Frothy coffee?


I am not a coffee drinker (tea only thanks) and I cannot understand the desire to consume, what appears to me, a cup of foul smelling mud.  What I understand even less are the options available if you have the misfortune to stumble into an expensive coffee outlet.  It seems so complex, so varied, so many choices.  I have become convinced that coffee drinkers are making up their beverage of choice just to sound sophisticated “I’ll have a triple espresso skinny latte with goats milk froth and java beans on rye with added sprinkles and a dash of fairy dust”.

The other day, I spotted something that confirmed my despair of coffee drinkers.  I was at a ministers conference and we were having a hurried tea break (words used deliberately ) and a colleague had one of “those coffees” when he scalded himself “it’s hot work getting through all this froth” he said.  It seemed to me, a casual observer, that in a second he had expressed (or espressoed) the problem that so many people face in life.

Life is full of froth.  What looks great on the surface is merely air and bubbles with no substance.  Our celebrity culture, the politics of the day, the media it’s all froth and it’s hard work getting through the froth and to the substance that you want or need.  There are some words from the Psalms that have really interested me;

Deep calls to deep

In the roar of your waterfalls

All your waves and breakers

Have swept over me

(Psalm 42 vs. 7)

 I have looked at what these mean in various commentaries and the commentators come up with a number of interesting explanations.  In my opinion, this Psalm is a call for a longing for depth in intimate relationship.  It’s a longing for God, a cry from the heart for reality with God, being known and fully known.

There is a word that is re-appearing in Christian writing and thinking and it is the word “soul”.  This is not the place to explore fully what this means but, my brief explanation of it is;

The very deepest part of us

 It’s our souls that long for the most intimate of all relationships, a relationship with our creator, God.   I believe that is what the Psalmist, poetically, speaks about in Psalm 42.  He wants to cut through the froth and move into the relationship that will truly satisfy him, a relationship with his creator.

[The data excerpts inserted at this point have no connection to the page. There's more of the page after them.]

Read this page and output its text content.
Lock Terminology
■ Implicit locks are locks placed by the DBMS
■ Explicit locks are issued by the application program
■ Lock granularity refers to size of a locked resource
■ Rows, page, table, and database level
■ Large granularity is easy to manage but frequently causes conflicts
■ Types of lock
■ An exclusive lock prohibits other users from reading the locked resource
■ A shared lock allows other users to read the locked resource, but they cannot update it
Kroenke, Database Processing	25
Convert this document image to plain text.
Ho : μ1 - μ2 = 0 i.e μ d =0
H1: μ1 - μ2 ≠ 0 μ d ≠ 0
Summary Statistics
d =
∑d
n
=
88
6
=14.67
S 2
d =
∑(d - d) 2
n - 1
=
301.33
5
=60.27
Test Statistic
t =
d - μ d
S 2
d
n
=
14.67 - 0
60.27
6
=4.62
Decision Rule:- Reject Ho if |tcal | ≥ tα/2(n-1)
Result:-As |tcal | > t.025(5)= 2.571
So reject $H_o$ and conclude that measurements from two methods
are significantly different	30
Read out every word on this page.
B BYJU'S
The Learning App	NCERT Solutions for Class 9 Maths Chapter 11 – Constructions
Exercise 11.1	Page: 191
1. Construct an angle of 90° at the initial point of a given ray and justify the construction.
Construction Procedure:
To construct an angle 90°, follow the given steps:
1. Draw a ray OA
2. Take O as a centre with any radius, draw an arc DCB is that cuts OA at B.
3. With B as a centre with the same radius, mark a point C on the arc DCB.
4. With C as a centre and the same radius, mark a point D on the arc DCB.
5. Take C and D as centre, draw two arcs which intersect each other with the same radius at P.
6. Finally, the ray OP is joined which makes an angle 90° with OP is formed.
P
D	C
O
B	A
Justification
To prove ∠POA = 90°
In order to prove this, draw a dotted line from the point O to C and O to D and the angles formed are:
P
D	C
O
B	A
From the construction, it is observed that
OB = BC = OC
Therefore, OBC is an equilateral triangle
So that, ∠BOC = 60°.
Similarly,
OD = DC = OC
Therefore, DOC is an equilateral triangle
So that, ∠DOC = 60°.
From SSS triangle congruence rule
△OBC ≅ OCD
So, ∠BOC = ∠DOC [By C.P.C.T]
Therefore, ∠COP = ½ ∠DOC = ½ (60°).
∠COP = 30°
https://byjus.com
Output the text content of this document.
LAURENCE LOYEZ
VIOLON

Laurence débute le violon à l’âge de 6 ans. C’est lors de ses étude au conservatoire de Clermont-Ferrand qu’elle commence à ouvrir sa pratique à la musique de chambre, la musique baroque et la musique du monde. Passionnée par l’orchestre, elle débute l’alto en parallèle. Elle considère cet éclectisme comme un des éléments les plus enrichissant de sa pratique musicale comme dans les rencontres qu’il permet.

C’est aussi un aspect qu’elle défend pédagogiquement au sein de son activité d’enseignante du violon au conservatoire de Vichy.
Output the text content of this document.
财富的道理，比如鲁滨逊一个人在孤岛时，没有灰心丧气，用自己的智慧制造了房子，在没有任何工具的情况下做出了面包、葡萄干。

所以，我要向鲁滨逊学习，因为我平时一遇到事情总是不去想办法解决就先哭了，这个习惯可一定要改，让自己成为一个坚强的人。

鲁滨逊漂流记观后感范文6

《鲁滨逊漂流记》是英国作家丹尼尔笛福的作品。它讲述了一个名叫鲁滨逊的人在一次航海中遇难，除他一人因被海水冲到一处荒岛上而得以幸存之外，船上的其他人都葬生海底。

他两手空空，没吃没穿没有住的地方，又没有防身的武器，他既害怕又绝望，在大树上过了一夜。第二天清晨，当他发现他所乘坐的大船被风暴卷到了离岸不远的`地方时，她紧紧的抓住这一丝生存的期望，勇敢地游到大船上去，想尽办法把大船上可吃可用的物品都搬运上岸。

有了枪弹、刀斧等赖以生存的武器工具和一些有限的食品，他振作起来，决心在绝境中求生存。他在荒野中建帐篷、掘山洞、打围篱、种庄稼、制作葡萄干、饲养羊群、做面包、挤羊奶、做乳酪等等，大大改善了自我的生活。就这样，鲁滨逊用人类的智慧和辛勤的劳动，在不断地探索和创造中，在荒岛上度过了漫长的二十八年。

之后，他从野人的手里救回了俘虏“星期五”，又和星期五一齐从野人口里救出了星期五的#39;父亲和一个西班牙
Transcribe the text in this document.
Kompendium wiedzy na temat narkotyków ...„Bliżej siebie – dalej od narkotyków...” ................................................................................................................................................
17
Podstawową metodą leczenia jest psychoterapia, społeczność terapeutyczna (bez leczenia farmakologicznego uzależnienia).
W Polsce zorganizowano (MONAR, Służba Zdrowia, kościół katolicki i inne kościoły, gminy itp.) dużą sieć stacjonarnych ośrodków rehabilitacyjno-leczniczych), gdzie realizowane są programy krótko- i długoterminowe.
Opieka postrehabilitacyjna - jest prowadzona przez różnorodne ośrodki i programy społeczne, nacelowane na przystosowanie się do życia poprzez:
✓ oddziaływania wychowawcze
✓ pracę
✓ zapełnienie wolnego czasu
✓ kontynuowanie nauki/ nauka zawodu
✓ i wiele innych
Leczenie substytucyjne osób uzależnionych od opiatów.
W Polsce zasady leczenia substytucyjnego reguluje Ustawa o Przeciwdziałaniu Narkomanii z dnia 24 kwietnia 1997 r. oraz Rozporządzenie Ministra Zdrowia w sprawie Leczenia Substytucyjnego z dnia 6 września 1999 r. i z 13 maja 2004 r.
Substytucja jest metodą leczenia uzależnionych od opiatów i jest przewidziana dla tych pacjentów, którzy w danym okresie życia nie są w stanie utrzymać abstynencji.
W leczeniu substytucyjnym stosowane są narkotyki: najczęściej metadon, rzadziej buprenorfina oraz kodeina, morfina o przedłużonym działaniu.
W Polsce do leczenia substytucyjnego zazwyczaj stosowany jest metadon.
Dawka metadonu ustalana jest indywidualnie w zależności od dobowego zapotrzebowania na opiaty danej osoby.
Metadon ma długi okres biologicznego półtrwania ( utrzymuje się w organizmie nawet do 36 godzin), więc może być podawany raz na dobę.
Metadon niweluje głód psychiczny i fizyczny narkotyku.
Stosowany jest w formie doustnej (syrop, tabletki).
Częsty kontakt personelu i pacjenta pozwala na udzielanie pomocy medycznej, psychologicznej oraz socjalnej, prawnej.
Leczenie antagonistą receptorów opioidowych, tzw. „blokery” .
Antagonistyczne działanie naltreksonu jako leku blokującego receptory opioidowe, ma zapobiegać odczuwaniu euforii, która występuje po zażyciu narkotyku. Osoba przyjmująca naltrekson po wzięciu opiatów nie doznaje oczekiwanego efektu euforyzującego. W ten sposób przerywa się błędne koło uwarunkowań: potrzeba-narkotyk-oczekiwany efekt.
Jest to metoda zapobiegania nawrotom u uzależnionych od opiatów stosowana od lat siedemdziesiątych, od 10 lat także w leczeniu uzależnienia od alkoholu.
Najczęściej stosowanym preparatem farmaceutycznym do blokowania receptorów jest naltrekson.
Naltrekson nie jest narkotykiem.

I really think this is helpful.

From time to time I need to reflect on my own life and the froth that is within it.  Sometimes, I need to clear the froth out of the way and get to the soul of the matter.  I need to clear the froth out of the way and reconnect with my creator.

Perhaps, today, as you sit down to your beverage of choice, can I invite you to reflect on the froth in your own life and get down to what really matters?